1. Le rôle des petits groupes

Tout d’abord, un premier phénomène apparaît clairement : les jeunes gens se radicalisent rarement tout seuls. Le jihadisme prend corps à travers des petits groupes locaux formés autour d’un noyau de proches. En France comme en Belgique, les cellules jihadistes qui ont préparé des attentats ou organisé des filières de recrutement pour partir combattre en Syrie ou en Irak, étaient confinées dans certains quartiers : en Belgique dans un quartier de Molenbeek et un autre de Verviers notamment, en France dans la petite ville de Lunel (Hérault), autour de mosquées aux Buttes-Chaumont, à Vesoul, à Trappes, à Champigny-sur-Marne. Ce sont des petites bandes de copains, réunis autour d’un leader, qui basculent dans la radicalité. Il est frappant de constater aussi l’importance des fratries chez les auteurs d’attentats : les frères Kouachi, les frères Merah, les frères Abdelslam, etc. La prison est également un lieu propice à la formation de ces noyaux de candidats au jihadisme. Ce fait n’est pas propre au jihadisme : toute l’histoire du terrorisme et celle des sectes religieuses fonctionnent sur des schémas similaires.

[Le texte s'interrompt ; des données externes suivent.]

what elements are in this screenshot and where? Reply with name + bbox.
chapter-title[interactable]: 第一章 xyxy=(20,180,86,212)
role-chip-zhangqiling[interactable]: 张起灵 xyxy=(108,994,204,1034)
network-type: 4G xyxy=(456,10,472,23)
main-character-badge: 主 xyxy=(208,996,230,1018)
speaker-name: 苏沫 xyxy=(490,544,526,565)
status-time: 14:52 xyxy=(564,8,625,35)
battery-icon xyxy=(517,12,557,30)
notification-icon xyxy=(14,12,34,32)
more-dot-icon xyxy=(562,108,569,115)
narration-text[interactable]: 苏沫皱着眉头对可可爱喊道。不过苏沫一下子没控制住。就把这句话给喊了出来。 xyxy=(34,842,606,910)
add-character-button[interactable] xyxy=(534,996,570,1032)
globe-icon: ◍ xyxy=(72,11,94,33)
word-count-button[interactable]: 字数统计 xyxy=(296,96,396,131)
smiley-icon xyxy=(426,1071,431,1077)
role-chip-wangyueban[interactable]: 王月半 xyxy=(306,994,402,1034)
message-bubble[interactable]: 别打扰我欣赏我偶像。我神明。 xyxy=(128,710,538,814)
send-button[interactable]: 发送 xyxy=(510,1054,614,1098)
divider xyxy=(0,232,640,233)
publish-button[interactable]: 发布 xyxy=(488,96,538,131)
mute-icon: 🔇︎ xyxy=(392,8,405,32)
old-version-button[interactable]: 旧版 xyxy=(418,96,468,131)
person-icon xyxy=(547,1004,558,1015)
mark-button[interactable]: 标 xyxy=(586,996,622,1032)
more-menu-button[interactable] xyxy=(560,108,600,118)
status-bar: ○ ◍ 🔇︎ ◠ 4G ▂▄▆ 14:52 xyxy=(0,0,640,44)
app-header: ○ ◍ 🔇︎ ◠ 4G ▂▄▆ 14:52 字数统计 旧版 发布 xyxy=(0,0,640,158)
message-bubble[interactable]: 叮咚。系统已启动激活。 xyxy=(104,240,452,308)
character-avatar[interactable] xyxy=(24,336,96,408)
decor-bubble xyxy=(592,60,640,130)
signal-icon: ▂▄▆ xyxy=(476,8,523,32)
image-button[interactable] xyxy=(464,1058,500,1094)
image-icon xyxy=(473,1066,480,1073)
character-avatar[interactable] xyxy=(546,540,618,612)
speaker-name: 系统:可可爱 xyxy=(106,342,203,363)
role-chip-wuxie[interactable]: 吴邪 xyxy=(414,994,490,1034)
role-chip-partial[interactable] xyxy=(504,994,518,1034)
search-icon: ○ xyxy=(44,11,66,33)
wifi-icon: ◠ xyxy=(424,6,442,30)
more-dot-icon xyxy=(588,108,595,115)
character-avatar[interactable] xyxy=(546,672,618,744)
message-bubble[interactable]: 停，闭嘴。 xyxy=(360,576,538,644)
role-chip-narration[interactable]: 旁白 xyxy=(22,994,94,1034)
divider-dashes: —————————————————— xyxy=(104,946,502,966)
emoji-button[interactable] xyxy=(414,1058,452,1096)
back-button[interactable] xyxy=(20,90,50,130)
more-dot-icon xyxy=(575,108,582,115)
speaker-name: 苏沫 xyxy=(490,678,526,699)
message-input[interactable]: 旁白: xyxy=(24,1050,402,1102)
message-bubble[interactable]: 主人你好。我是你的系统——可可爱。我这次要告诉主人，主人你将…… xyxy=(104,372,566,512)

L’individu s’intègre dans un groupe à partir d’une expérience personnelle négative (échec, humiliation, colère, ressentiment…). Le groupe offre à l’individu une passerelle vers un destin collectif : une révolte personnelle (contre l’injustice, contre des humiliations) se meut en un combat global et historique du bien contre le mal. La cohésion au sein du groupe, animé par l’esprit de corps et une vision héroïque de son action, conduit à des phénomènes de polarisation, où les surenchères idéologiques et les actes de bravoure sont hautement valorisés. Le contenu de l’idéologie islamiste n’agit sur les esprits et n’influence les comportements que par le biais de ces processus de groupes. Ils fonctionnent comme des commandos d’élus, où l’attachement aux « frères » et compagnons de combat est essentiel.